H0 – This is the Hubble constant. Basically, it’s a measure of the current (local) rate of expansion of the universe. These authors actually assume a rather high value for this; they assume 100, while around 70 is the norm (this is a very difficult value to measure, hence the discrepancies).

q0 – H0 has not always been the same value. q0 is the deceleration parameter, which says with a value of ½ says that the rate of expansion is slowing.

Basically, the two values above assign a sense of scale to the universe. Astronomers need to be able to relate brightness to distance, and setting the values of H0 and q0 allow them to do this.

h-1 Mpc – This should be read as just “Mpc,” or Megaparsecs, where 1 parsec is equal to about 3 light-years. h-1 is basically just 1/H0. This is just a precautionary term; if the accepted value of H0 changes, then their distances will scale appropriately.

-For a sense of scale, the Milky Way is about 30 kpc in diameter. The nearest star (Proxima Centauri) is about 1 pc away.

z – This is the measure of redshift of an object. The higher the z-value, the greater the redshift and the farther away the object is. Galaxies in the same cluster should have approximately the same redshift.

-For a sense of scale, a z-value of 1 corresponds to about 4 x 109 parsecs. Below z=1, we can assume that this relationship scales linearly.
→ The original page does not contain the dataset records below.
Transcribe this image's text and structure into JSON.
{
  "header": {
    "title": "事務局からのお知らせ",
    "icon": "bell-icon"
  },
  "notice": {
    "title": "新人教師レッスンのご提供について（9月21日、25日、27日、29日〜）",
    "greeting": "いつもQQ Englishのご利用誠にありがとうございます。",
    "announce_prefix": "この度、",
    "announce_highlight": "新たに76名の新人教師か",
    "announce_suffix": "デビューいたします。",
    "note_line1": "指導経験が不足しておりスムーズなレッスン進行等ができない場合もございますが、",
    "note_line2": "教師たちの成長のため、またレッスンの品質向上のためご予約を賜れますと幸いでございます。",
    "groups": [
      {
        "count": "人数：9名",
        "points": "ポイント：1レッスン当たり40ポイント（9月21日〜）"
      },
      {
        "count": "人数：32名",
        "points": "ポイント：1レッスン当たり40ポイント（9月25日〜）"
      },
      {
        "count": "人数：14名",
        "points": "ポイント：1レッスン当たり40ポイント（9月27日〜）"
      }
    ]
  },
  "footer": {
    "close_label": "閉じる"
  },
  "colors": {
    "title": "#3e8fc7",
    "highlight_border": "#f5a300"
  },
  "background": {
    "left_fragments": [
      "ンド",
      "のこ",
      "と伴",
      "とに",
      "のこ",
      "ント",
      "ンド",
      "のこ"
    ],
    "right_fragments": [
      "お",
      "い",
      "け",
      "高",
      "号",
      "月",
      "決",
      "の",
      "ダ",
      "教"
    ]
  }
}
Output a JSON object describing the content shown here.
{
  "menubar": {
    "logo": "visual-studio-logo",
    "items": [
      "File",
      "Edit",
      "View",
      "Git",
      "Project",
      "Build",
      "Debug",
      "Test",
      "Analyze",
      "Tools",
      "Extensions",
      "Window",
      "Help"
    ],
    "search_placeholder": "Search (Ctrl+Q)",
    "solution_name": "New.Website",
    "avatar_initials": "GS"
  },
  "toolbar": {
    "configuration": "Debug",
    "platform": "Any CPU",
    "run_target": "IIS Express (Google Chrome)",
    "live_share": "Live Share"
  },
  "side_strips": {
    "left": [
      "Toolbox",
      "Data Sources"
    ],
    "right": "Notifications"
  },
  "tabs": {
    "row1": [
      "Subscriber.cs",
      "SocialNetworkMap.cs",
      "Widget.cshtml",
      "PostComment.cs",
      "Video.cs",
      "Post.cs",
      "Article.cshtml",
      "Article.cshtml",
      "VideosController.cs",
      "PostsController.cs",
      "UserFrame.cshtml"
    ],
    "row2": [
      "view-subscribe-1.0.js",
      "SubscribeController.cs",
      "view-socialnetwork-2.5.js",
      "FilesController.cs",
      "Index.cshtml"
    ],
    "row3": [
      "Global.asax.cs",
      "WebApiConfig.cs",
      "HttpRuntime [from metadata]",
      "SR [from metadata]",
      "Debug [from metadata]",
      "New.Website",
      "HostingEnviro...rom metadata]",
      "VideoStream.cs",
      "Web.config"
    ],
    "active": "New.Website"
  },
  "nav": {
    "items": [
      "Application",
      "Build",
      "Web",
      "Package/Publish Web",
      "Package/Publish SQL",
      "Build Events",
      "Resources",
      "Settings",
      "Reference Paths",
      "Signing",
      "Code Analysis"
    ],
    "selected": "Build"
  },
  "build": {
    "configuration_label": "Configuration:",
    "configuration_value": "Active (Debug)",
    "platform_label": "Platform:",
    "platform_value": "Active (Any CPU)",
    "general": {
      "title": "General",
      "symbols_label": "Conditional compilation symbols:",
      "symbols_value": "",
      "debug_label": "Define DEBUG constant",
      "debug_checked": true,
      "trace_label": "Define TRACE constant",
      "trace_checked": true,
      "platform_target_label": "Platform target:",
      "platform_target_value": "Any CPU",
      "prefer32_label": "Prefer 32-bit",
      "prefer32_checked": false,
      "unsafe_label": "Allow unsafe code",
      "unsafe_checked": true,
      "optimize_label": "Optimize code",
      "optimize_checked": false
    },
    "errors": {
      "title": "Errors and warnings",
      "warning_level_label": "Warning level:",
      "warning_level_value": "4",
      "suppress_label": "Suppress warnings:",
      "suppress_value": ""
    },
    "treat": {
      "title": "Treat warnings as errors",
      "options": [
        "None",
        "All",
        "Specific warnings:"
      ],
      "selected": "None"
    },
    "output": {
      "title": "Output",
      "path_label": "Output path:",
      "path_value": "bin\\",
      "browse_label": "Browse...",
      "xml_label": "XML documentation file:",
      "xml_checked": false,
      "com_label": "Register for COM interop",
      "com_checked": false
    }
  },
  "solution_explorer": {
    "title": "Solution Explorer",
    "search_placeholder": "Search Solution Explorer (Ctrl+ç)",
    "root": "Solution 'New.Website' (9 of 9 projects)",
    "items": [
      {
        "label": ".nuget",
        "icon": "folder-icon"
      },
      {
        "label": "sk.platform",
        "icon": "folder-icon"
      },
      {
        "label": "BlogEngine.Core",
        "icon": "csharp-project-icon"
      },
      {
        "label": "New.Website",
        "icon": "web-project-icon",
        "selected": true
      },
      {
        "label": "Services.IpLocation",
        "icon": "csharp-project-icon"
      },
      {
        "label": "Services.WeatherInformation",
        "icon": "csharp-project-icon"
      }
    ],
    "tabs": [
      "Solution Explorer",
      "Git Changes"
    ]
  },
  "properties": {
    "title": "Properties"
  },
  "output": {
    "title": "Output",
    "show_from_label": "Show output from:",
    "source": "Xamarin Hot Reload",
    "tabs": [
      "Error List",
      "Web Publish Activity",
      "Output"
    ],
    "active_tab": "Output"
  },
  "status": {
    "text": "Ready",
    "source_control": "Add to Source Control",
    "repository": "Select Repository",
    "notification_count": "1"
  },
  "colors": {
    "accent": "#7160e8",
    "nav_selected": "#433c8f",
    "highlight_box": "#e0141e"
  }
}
Magnitude system – Just know that higher magnitudes correspond to lower brightnesses. This seems backwards, but that’s how it is. Astronomy sucks like that sometimes. Also, note that these are not the absolute magnitudes, which measure the brightness at a distance of 1 pc; these are apparent magnitudes, which measure the brightness from Earth. Similar galaxies in the same cluster should have similar magnitudes, although there is a large range in magnitude between galaxy types.

V4 – I don’t know what the “4” is, but the “V” means that the magnitudes were measured in the visible part of the spectrum.

α, δ, J2000 – α and δ are the right-ascension and declination, respectively, of an object on the sky. Just think of these as coordinates on a spherical shell, since we can’t infer distance from position. These values change over time for a given object for a variety of reasons, so J2000 just says take the positions as of the year 2000.

Poisson distribution – This is analogous to the Gaussian distribution, but for discrete (read: countable) events. The Poissonian is undefined for negative numbers, as we can’t have a negative number of occurrences of an event. Look it up on Wikipedia if you want an actual definition.